Foster gratitude - 3 options
Admittedly, my first attempt to transport the topic of gratitude into a business context was not exactly what one would commonly call a “walk in the park”.
The reactions of the (mainly male) participants ranged from incredulous amazement to audible gnashing of teeth and disparaging shaking of the head. But 20 minutes later this phase was overcome. How did this happen? In this blog I describe three ways to integrate gratitude into your everyday leadership life.
Even though numerous studies have already proven the effect of gratitude on the performance of employees, I would still like to mention the core statements here:
Gratitude invariably triggers positive emotions. They are the only infinitely available fertilizer that allows employees to flourish - regardless of gender, culture, education or hierarchy. And gratitude works reciprocally. Those who express gratitude will also receive gratitude. Point.
With gratitude it is unfortunately like with feedback. Both cost nothing and, despite their undisputed and consistently positive effect on commitment, loyalty, creativity and cooperation, are shamefully omitted. Often, this is done for fear of possible, uncontrollable emotions of the counterpart alone. In my opinion, this says more about the sender than about the recipient. And it forces one to ask whether leaders can also be grateful to themselves. But let’s not go that way now. So do you integrate gratitude into your daily routines as a leader?
Option 1: Sharpen your radar
A cautious way would be to become clear to yourself on a weekly basis about what you were/are thankful about. The “Gratitude Journal” helps some leaders. Just use the note app on your smartphone. Every Friday at 17:15 you write down your observations. And ask yourself if the list really can’t be any longer. No matter how you proceed, this way makes you aware of the topic without the need to express yourself to third parties. Seems safe, seems feasible, doesn’t it? Good. So what are you grateful of that happened last week?

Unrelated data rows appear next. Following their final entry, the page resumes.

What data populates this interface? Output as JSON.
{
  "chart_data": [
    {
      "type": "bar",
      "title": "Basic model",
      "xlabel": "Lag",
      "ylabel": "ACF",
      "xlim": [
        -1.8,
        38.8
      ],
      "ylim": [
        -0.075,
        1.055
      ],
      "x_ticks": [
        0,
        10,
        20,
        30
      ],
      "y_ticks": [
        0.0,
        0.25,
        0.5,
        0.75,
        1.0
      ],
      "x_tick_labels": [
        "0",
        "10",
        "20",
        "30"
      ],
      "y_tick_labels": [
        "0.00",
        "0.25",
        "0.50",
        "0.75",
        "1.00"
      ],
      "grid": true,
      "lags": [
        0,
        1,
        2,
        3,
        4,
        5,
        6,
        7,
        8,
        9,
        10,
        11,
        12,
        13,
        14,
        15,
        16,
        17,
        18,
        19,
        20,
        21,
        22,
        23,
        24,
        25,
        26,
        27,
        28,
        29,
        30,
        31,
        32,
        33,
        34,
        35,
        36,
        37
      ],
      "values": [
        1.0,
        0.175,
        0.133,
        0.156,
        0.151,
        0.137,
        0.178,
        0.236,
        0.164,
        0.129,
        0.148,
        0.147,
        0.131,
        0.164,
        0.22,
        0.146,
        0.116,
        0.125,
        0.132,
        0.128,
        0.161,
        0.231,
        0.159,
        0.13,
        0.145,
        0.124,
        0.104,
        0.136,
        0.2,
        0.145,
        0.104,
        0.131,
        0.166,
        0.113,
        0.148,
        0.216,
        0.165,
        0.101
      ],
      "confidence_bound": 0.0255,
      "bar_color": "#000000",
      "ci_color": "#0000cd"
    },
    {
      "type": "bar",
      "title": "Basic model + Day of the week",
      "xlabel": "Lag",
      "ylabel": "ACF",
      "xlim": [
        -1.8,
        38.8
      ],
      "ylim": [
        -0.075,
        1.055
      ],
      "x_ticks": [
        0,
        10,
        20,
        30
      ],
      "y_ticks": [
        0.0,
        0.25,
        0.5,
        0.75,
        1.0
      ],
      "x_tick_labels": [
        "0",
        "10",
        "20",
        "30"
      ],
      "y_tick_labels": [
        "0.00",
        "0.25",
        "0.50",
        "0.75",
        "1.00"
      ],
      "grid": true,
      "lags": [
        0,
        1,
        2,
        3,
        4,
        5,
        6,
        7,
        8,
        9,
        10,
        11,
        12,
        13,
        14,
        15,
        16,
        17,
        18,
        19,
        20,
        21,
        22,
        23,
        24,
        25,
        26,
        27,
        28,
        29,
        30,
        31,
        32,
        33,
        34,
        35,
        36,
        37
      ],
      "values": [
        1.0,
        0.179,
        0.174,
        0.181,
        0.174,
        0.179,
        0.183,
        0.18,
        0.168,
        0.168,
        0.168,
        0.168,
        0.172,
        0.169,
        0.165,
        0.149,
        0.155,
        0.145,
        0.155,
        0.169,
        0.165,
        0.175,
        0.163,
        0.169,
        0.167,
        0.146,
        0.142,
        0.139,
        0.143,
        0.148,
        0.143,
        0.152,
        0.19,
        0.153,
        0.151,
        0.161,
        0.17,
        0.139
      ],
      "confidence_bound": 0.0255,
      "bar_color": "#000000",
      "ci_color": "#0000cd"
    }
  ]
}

Option 2: Become a joyful ambassador
The first stage of interaction are personal “visits” to employees to whom you are grateful for whatever reason. But beware: gratitude refers much less (or not at all) to an achievement but much more to a person’s (unexpected) behaviour at a specific moment that helped sustain or master a situation. And by making these visits, you will also notice whether you are always visiting the same people. So: with whom do you seldom stand at the desk and why is this? Are your reasons really fair?
Option3: Be serious
At the second stage of the interaction, you formulate your gratitude in handwriting. You then send off your card. The effect of this card is enormous. You probably think I have to say that now. Fair enough. Then test this stage in a familiar environment: write a few lines to your partner, your wife, your children, your parents, your siblings. Even if you expect one or the other reaction in advance, you will still be surprised. Guaranteed. And then you will feel for yourself how gratitude works reciprocally.
Now I don’t want to bend you in any way and encourage you to do things that you think don’t suit you. Don’t worry. I hear this excuse at least twenty times in the course of a workshop. And in follow-up sessions it turns out that everyone – without any exception – had only positive experiences. And not only because they surprised other people with something “new”. But even repeated expression of gratitude will not dilute its effect.
Be grateful that you can expand your leadership repertoire with gratitude. This gives you and your employees easier access to each other, especially in rather rough times. It will allow all of your team to act, create and cooperate more comprehensively. Isn’t that what you want? Exactly.
Gratitude is a very effective and simple management tool. Therefore it is an important element in my book Führen mit der T.I.G.E.R.-Methode© (german).